Eric Anderson, senior vice president for Europe at First Trust Advisors, said: “We are very excited of our first listing on the Borsa Italiana and 23rd listing in Europe. The Borsa Italiana is one of the most important trading venues in Europe, and is a critical exchange for providing access to pan-European investors. With this new listing, First Trust is bringing attractive and high yielding US stocks to investors in Europe.”
Silvia Bosoni, head of ETFs listing at Borsa Italiana, added: “We are pleased to welcome First Trust during this important period of growth of the Italian ETF market. The inclusion of First Trust on Borsa Italiana is a tangible proof of the interest of US ETF issuers toward the European markets, and specifically for Italy that has positioned itself as a reference point in Europe thanks to the leadership on the number of contracts traded.”
The smart beta fund, which trades in euros and is income accumulating, tracks the Nasdaq US High Equity Income Index. The index utilizes a rules-based stock selection methodology with fundamental screens and a “plough-back”-based weighting methodology to objectively select dividend-paying stocks from the Nasdaq US Index.
Companies are selected from the Nasdaq US Index based on factors such as liquidity, dividend yield and dividend growth. To be eligible for inclusion in the index, companies must meet stringent eligibility criteria including having a long-term debt-to-assets ratio less than 75%, a three-year dividend-payout ratio less than 90% and positive free cash flow. Additionally, stocks ranked in the bottom quintile by return on assets are also excluded.
Eligible securities that pass the above screens are selected for inclusion and are weighted by plough back – net income minus dividends paid – subject to a maximum weight of 3%.

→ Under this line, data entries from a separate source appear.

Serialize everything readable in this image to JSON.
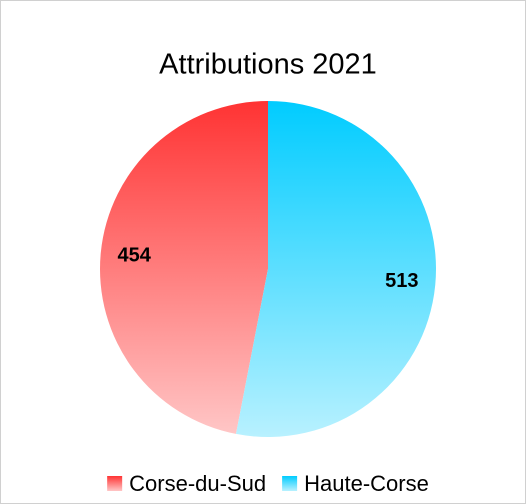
{
  "chart_data": {
    "type": "pie",
    "title": "Attributions 2021",
    "categories": [
      "Corse-du-Sud",
      "Haute-Corse"
    ],
    "values": [
      454,
      513
    ],
    "colors": [
      "#ff3333",
      "#00ccff"
    ],
    "legend": "bottom"
  }
}
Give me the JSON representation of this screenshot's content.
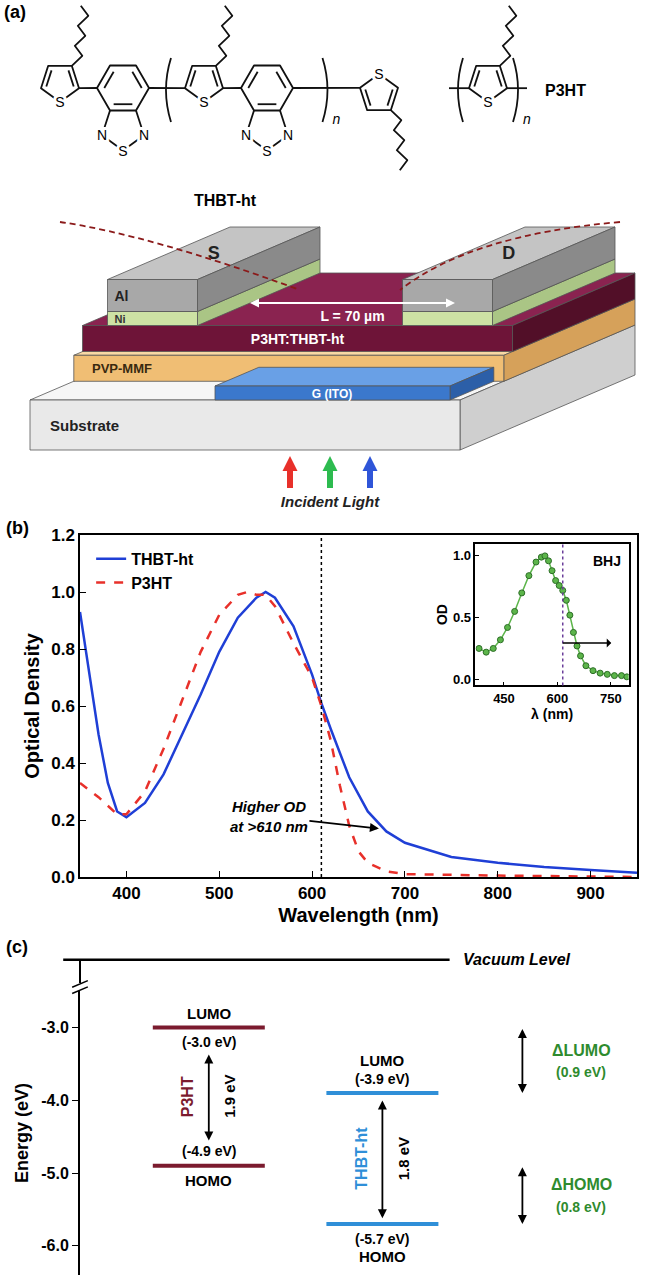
{
  "panel_a": {
    "label": "(a)",
    "structures": [
      {
        "name": "THBT-ht",
        "atom_labels": [
          [
            "S"
          ],
          [
            "N",
            "S",
            "N"
          ],
          [
            "S"
          ],
          [
            "N",
            "S",
            "N"
          ],
          [
            "S"
          ]
        ],
        "repeat": "n"
      },
      {
        "name": "P3HT",
        "atom_labels": [
          [
            "S"
          ]
        ],
        "repeat": "n"
      }
    ],
    "device": {
      "source": "S",
      "drain": "D",
      "contact_layers": [
        "Al",
        "Ni"
      ],
      "channel": "L = 70 µm",
      "active_layer": "P3HT:THBT-ht",
      "dielectric": "PVP-MMF",
      "gate": "G (ITO)",
      "substrate": "Substrate",
      "light": "Incident Light",
      "light_colors": [
        "#e8302a",
        "#2dbb4f",
        "#2f55d8"
      ]
    }
  },
  "chart_data": [
    {
      "type": "line",
      "panel_label": "(b)",
      "xlabel": "Wavelength (nm)",
      "ylabel": "Optical Density",
      "xlim": [
        350,
        950
      ],
      "xticks": [
        400,
        500,
        600,
        700,
        800,
        900
      ],
      "ylim": [
        0,
        1.2
      ],
      "yticks": [
        {
          "value": 0,
          "label": "0.0"
        },
        0.2,
        0.4,
        0.6,
        0.8,
        {
          "value": 1,
          "label": "1.0"
        },
        1.2
      ],
      "grid": false,
      "legend": "upper left",
      "series": [
        {
          "name": "THBT-ht",
          "color": "#1f3fd6",
          "line_style": "solid",
          "x": [
            350,
            360,
            370,
            380,
            390,
            400,
            420,
            440,
            460,
            480,
            500,
            520,
            540,
            550,
            560,
            580,
            600,
            610,
            620,
            640,
            660,
            680,
            700,
            750,
            800,
            850,
            900,
            950
          ],
          "values": [
            0.93,
            0.72,
            0.5,
            0.33,
            0.23,
            0.21,
            0.26,
            0.36,
            0.5,
            0.64,
            0.79,
            0.91,
            0.98,
            1.0,
            0.98,
            0.88,
            0.71,
            0.61,
            0.52,
            0.35,
            0.23,
            0.16,
            0.12,
            0.07,
            0.05,
            0.035,
            0.025,
            0.015
          ]
        },
        {
          "name": "P3HT",
          "color": "#e8302a",
          "line_style": "dash",
          "x": [
            350,
            370,
            390,
            400,
            420,
            440,
            460,
            480,
            500,
            520,
            530,
            540,
            550,
            560,
            580,
            600,
            610,
            620,
            630,
            640,
            650,
            660,
            680,
            700,
            800,
            950
          ],
          "values": [
            0.33,
            0.28,
            0.22,
            0.22,
            0.3,
            0.45,
            0.62,
            0.79,
            0.92,
            0.99,
            1.0,
            0.99,
            0.99,
            0.95,
            0.82,
            0.7,
            0.6,
            0.48,
            0.32,
            0.18,
            0.09,
            0.05,
            0.02,
            0.01,
            0.005,
            0.0
          ]
        }
      ],
      "reference_x": 610,
      "annotations": [
        {
          "text": [
            "Higher OD",
            "at >610 nm"
          ],
          "x": 672,
          "y": 0.17
        }
      ]
    },
    {
      "type": "line",
      "title": "BHJ",
      "xlabel": "λ (nm)",
      "ylabel": "OD",
      "xlim": [
        370,
        800
      ],
      "xticks": [
        450,
        600,
        750
      ],
      "ylim": [
        -0.05,
        1.1
      ],
      "yticks": [
        {
          "value": 0,
          "label": "0.0"
        },
        0.5,
        {
          "value": 1,
          "label": "1.0"
        }
      ],
      "marker": "circle",
      "color": "#5cb54a",
      "x": [
        380,
        400,
        420,
        440,
        460,
        480,
        500,
        520,
        540,
        555,
        565,
        575,
        585,
        595,
        605,
        615,
        625,
        635,
        645,
        655,
        665,
        680,
        700,
        720,
        740,
        760,
        780,
        795
      ],
      "values": [
        0.25,
        0.22,
        0.25,
        0.32,
        0.42,
        0.55,
        0.7,
        0.84,
        0.95,
        0.99,
        1.0,
        0.96,
        0.88,
        0.8,
        0.76,
        0.72,
        0.64,
        0.52,
        0.38,
        0.27,
        0.19,
        0.11,
        0.07,
        0.05,
        0.04,
        0.03,
        0.03,
        0.02
      ],
      "reference_x": 615
    },
    {
      "type": "energy_levels",
      "panel_label": "(c)",
      "ylabel": "Energy (eV)",
      "ylim": [
        -6.4,
        -2.5
      ],
      "yticks": [
        {
          "value": -3,
          "label": "-3.0"
        },
        {
          "value": -4,
          "label": "-4.0"
        },
        {
          "value": -5,
          "label": "-5.0"
        },
        {
          "value": -6,
          "label": "-6.0"
        }
      ],
      "top_label": "Vacuum Level",
      "level_names": [
        "LUMO",
        "HOMO"
      ],
      "materials": [
        {
          "name": "P3HT",
          "color": "#7b1b2e",
          "lumo": -3.0,
          "homo": -4.9,
          "lumo_label": "(-3.0 eV)",
          "homo_label": "(-4.9 eV)",
          "gap": 1.9,
          "gap_label": "1.9 eV"
        },
        {
          "name": "THBT-ht",
          "color": "#2f8fd8",
          "lumo": -3.9,
          "homo": -5.7,
          "lumo_label": "(-3.9 eV)",
          "homo_label": "(-5.7 eV)",
          "gap": 1.8,
          "gap_label": "1.8 eV"
        }
      ],
      "offsets": [
        {
          "name": "ΔLUMO",
          "value": 0.9,
          "label": "(0.9 eV)",
          "color": "#2e8b2e"
        },
        {
          "name": "ΔHOMO",
          "value": 0.8,
          "label": "(0.8 eV)",
          "color": "#2e8b2e"
        }
      ]
    }
  ]
}
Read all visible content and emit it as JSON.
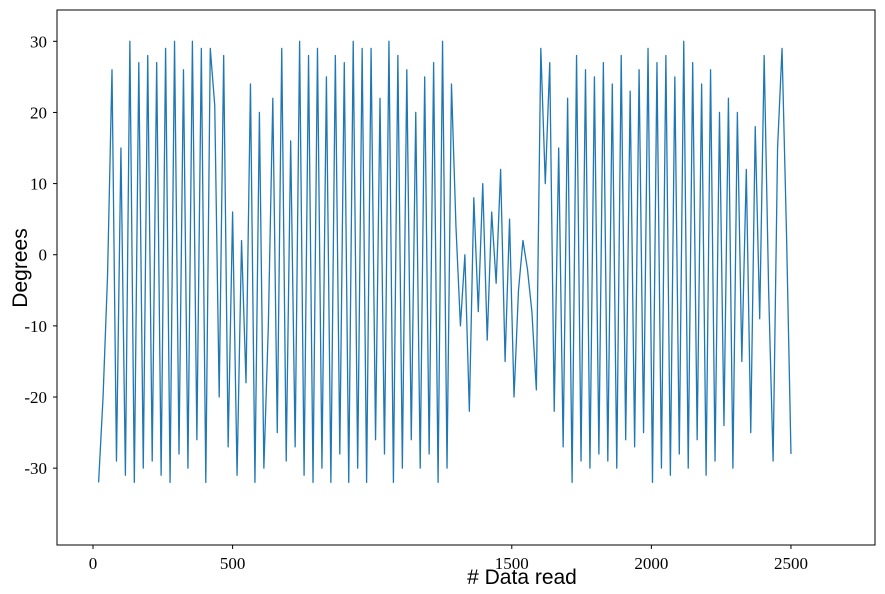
{
  "chart_data": {
    "type": "line",
    "xlabel": "# Data read",
    "ylabel": "Degrees",
    "color": "#1f77b4",
    "xlim": [
      -129,
      2801
    ],
    "ylim": [
      -40.8,
      34.4
    ],
    "xticks": [
      0,
      500,
      1500,
      2000,
      2500
    ],
    "yticks": [
      -30,
      -20,
      -10,
      0,
      10,
      20,
      30
    ],
    "x": [
      20,
      36,
      52,
      68,
      84,
      100,
      116,
      132,
      148,
      164,
      180,
      196,
      212,
      228,
      244,
      260,
      276,
      292,
      308,
      324,
      340,
      356,
      372,
      388,
      404,
      420,
      436,
      452,
      468,
      484,
      500,
      516,
      532,
      548,
      564,
      580,
      596,
      612,
      628,
      644,
      660,
      676,
      692,
      708,
      724,
      740,
      756,
      772,
      788,
      804,
      820,
      836,
      852,
      868,
      884,
      900,
      916,
      932,
      948,
      964,
      980,
      996,
      1012,
      1028,
      1044,
      1060,
      1076,
      1092,
      1108,
      1124,
      1140,
      1156,
      1172,
      1188,
      1204,
      1220,
      1236,
      1252,
      1268,
      1284,
      1300,
      1316,
      1332,
      1348,
      1364,
      1380,
      1396,
      1412,
      1428,
      1444,
      1460,
      1476,
      1492,
      1508,
      1524,
      1540,
      1556,
      1572,
      1588,
      1604,
      1620,
      1636,
      1652,
      1668,
      1684,
      1700,
      1716,
      1732,
      1748,
      1764,
      1780,
      1796,
      1812,
      1828,
      1844,
      1860,
      1876,
      1892,
      1908,
      1924,
      1940,
      1956,
      1972,
      1988,
      2004,
      2020,
      2036,
      2052,
      2068,
      2084,
      2100,
      2116,
      2132,
      2148,
      2164,
      2180,
      2196,
      2212,
      2228,
      2244,
      2260,
      2276,
      2292,
      2308,
      2324,
      2340,
      2356,
      2372,
      2388,
      2404,
      2420,
      2436,
      2452,
      2468,
      2484,
      2500
    ],
    "values": [
      -32,
      -20,
      -3,
      26,
      -29,
      15,
      -31,
      30,
      -32,
      27,
      -30,
      28,
      -29,
      27,
      -31,
      29,
      -32,
      30,
      -28,
      26,
      -30,
      30,
      -26,
      29,
      -32,
      29,
      21,
      -20,
      28,
      -27,
      6,
      -31,
      2,
      -18,
      24,
      -32,
      20,
      -30,
      -10,
      22,
      -25,
      29,
      -29,
      16,
      -27,
      30,
      -31,
      28,
      -32,
      29,
      -30,
      25,
      -32,
      28,
      -28,
      27,
      -32,
      30,
      -30,
      29,
      -32,
      29,
      -26,
      22,
      -28,
      30,
      -32,
      28,
      -30,
      26,
      -26,
      20,
      -30,
      25,
      -28,
      27,
      -32,
      30,
      -30,
      24,
      4,
      -10,
      0,
      -22,
      8,
      -8,
      10,
      -12,
      6,
      -4,
      12,
      -15,
      5,
      -20,
      -5,
      2,
      -2,
      -8,
      -19,
      29,
      10,
      27,
      -22,
      15,
      -27,
      22,
      -32,
      28,
      -29,
      26,
      -30,
      25,
      -28,
      27,
      -29,
      24,
      -30,
      28,
      -26,
      23,
      -27,
      26,
      -25,
      29,
      -32,
      27,
      -30,
      28,
      -31,
      25,
      -28,
      30,
      -30,
      27,
      -26,
      24,
      -31,
      26,
      -29,
      20,
      -24,
      22,
      -30,
      20,
      -15,
      12,
      -25,
      18,
      -9,
      28,
      -5,
      -29,
      15,
      29,
      3,
      -28
    ]
  }
}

The index is divided into six separate sub-portfolios, each of which receives 16.7% of the total index weight. Each sub-portfolio is rebalanced and reconstituted on a separate semi-annual schedule so that one sub-portfolio is rebalanced each calendar month. The sub-portfolios are rebalanced to their ideal weights of 16.67% once a year in December.
The fund currently has 88 constituents and its largest sector exposures are to consumer discretionary (20.5%), consumer staples (13.8%), information technology (12.2%), financials (11.2%) and utilities (11.0%). (Data as of 16 May 2017).
The fund’s total expense ratio (TER) is 0.55%.
The fund is available with a distributing share class on the London Stock Exchange, where it trades in GBP under the ticker UINC.